Il rimedio consentito alla parte nei cui confronti sia stato reso un provvedimento giudiziario abnorme contenente una condanna al pagamento di una somma di denaro (nella specie, la liquidazione delle spese di lite) è rappresentato dall’actio nullitatis da far valere mediante opposizione all’esecuzione, ai sensi dell’art. 615 c.p.c., qualora il provvedimento venga azionato come titolo esecutivo. In tal caso, infatti, il provvedimento, risultando emesso sulla base di una cognizione sommaria e al di fuori della previsione di legge, risulta censurabile come se fosse un titolo esecutivo stragiudiziale, secondo la soluzione ad altri effetti indicata da Cass. n. 11370 del 2011. Resta altresì possibile discutere il provvedimento sulle spese, ove non lo si faccia valere come titolo esecutivo, anche nell’ambito del giudizio di merito che eventualmente si inizi sulla pretesa sostanziale in relazione alla quale il procedimento ai sensi dell’art. 696-bis era stato introdotto.
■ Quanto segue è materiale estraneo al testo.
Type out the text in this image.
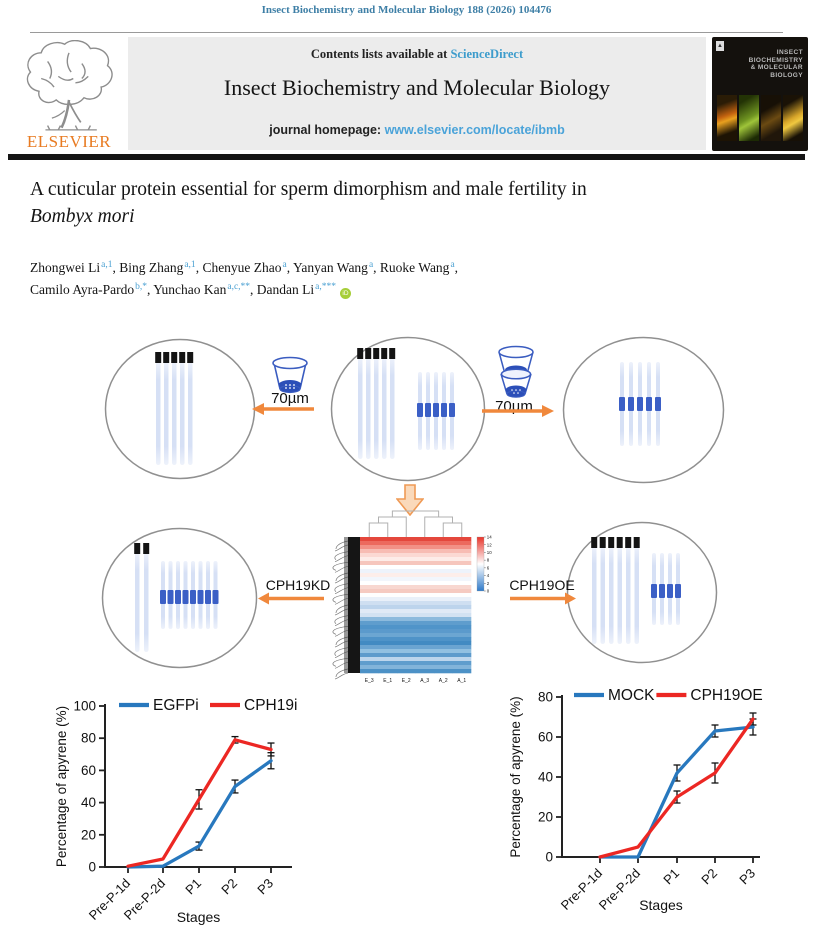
Insect Biochemistry and Molecular Biology 188 (2026) 104476
ELSEVIER
Contents lists available at ScienceDirect
Insect Biochemistry and Molecular Biology
journal homepage: www.elsevier.com/locate/ibmb
▲
INSECT
BIOCHEMISTRY
& MOLECULAR
BIOLOGY
A cuticular protein essential for sperm dimorphism and male fertility in
Bombyx mori
Zhongwei Li$^{a,1}$, Bing Zhang$^{a,1}$, Chenyue Zhao$^a$, Yanyan Wang$^a$, Ruoke Wang$^a$,
Camilo Ayra-Pardo$^{b,*}$, Yunchao Kan$^{a,c,**}$, Dandan $Li^{a,***}iD$
70µm	70µm
E_3 E_1 E_2 A_3 A_2 A_1
14
12
10
8
6
4
2
0
CPH19KD	CPH19OE
0
20
40
60
80
100
Pre-P-1d
Pre-P-2d P1 P2 P3
Stages
Percentage of apyrene (%)
EGFPi	CPH19i
0
20
40
60
80
Pre-P-1d
Pre-P-2d P1 P2 P3
Stages
Percentage of apyrene (%)
MOCK CPH19OE
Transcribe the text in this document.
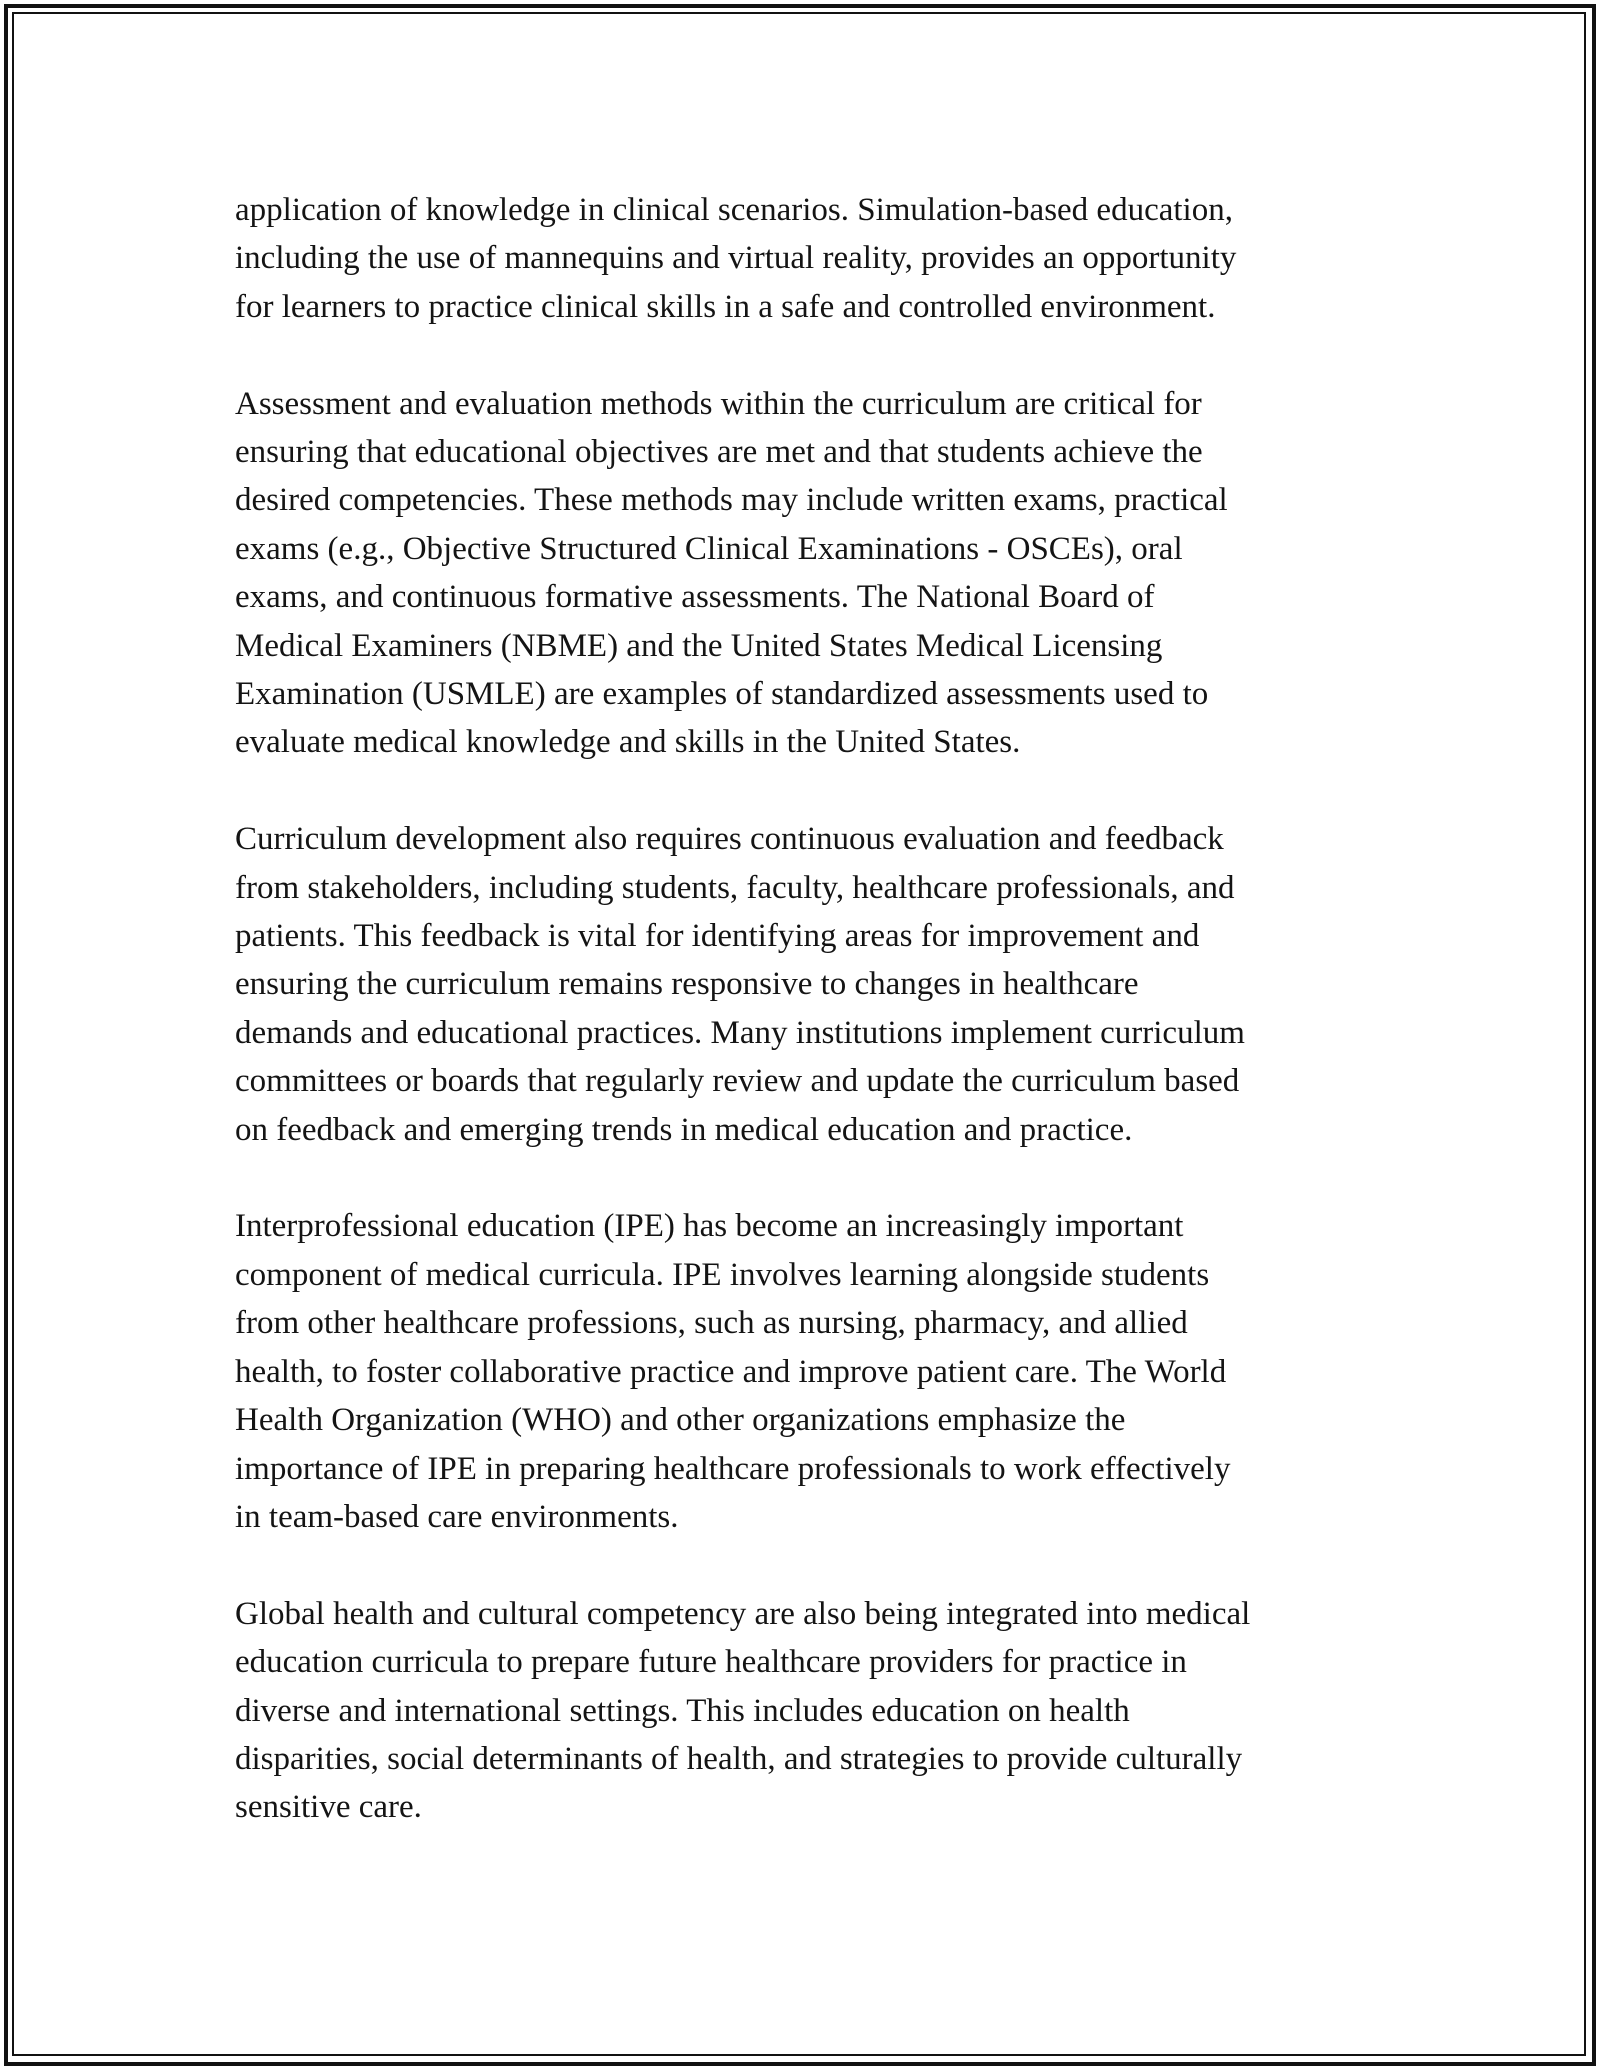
application of knowledge in clinical scenarios. Simulation-based education,
including the use of mannequins and virtual reality, provides an opportunity
for learners to practice clinical skills in a safe and controlled environment.

Assessment and evaluation methods within the curriculum are critical for
ensuring that educational objectives are met and that students achieve the
desired competencies. These methods may include written exams, practical
exams (e.g., Objective Structured Clinical Examinations - OSCEs), oral
exams, and continuous formative assessments. The National Board of
Medical Examiners (NBME) and the United States Medical Licensing
Examination (USMLE) are examples of standardized assessments used to
evaluate medical knowledge and skills in the United States.

Curriculum development also requires continuous evaluation and feedback
from stakeholders, including students, faculty, healthcare professionals, and
patients. This feedback is vital for identifying areas for improvement and
ensuring the curriculum remains responsive to changes in healthcare
demands and educational practices. Many institutions implement curriculum
committees or boards that regularly review and update the curriculum based
on feedback and emerging trends in medical education and practice.

Interprofessional education (IPE) has become an increasingly important
component of medical curricula. IPE involves learning alongside students
from other healthcare professions, such as nursing, pharmacy, and allied
health, to foster collaborative practice and improve patient care. The World
Health Organization (WHO) and other organizations emphasize the
importance of IPE in preparing healthcare professionals to work effectively
in team-based care environments.

Global health and cultural competency are also being integrated into medical
education curricula to prepare future healthcare providers for practice in
diverse and international settings. This includes education on health
disparities, social determinants of health, and strategies to provide culturally
sensitive care.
In base alle considerazioni svolte si deve affermare che:

“Per effetto del combinato disposto dell’art. 669 septies c.p.c., comma 2, e art. 669 quaterdecies c.p.c., nei procedimenti di consulenza preventiva ex art. 696 bis c.p.c., il giudice può procedere alla liquidazione delle spese processuali (a carico della parte ricorrente) solamente nei casi in cui dichiari la propria incompetenza o l’inammissibilità del ricorso oppure lo rigetti senza procedere all’espletamento del mezzo istruttorio richiesto. Qualora, viceversa, dia corso alla consulenza preventiva, il giudice non ha il potere di statuire sulle spese. L’eventuale provvedimento in tal senso risulta abnorme, ma non è impugnabile ai sensi dell’art. 111 Cost., comma 7, giacchè privo dei caratteri della definitività e della decisorietà. Data la sua natura sommaria, ove venga azionato come titolo esecutivo, può essere opposto ai sensi dell’art. 615 c.p.c., come se fosse un titolo esecutivo stragiudiziale, assumendo l’opposizione il valore di querela nullitatis. Il provvedimento è altresì discutibile anche nel caso in cui venga iniziato il giudizio di merito sulla pretesa in relazione alla quale era stata richiesta la consulenza preventiva”.

In conclusione, il ricorso deve essere dichiarato inammissibile.

Considerata la particolare novità della questione discussa va disposta l’integrale compensazione delle spese del giudizio di legittimità.

Ricorrono, invece, i presupposti per l’applicazione del D.P.R. 30 maggio 2002, n. 115, art. 13, comma 1 quater, inserito dalla L. 24 dicembre 2012, n. 228, art. 1, comma 17, sicchè va disposto il versamento, da parte dell’impugnante soccombente, di un ulteriore importo, a titolo di contributo unificato, pari a quello già dovuto per l’impugnazione da lui proposta.

P.Q.M.

dichiara inammissibile il ricorso. Compensa integralmente le spese processuali.

Ai sensi del D.P.R. n. 115 del 2002, art. 13, comma 1 quater, inserito dalla L. n. 228 del 2012, art. 1, comma 17, dà atto della sussistenza dei presupposti per il versamento, da parte del ricorrente, dell’ulteriore importo a titolo di contributo unificato pari a quello dovuto per il ricorso, a norma dello stesso art. 13, comma 1 bis.

Così deciso in Roma, nella Camera di Consiglio della Sezione Sesta – 3 Civile, il 16 gennaio 2018.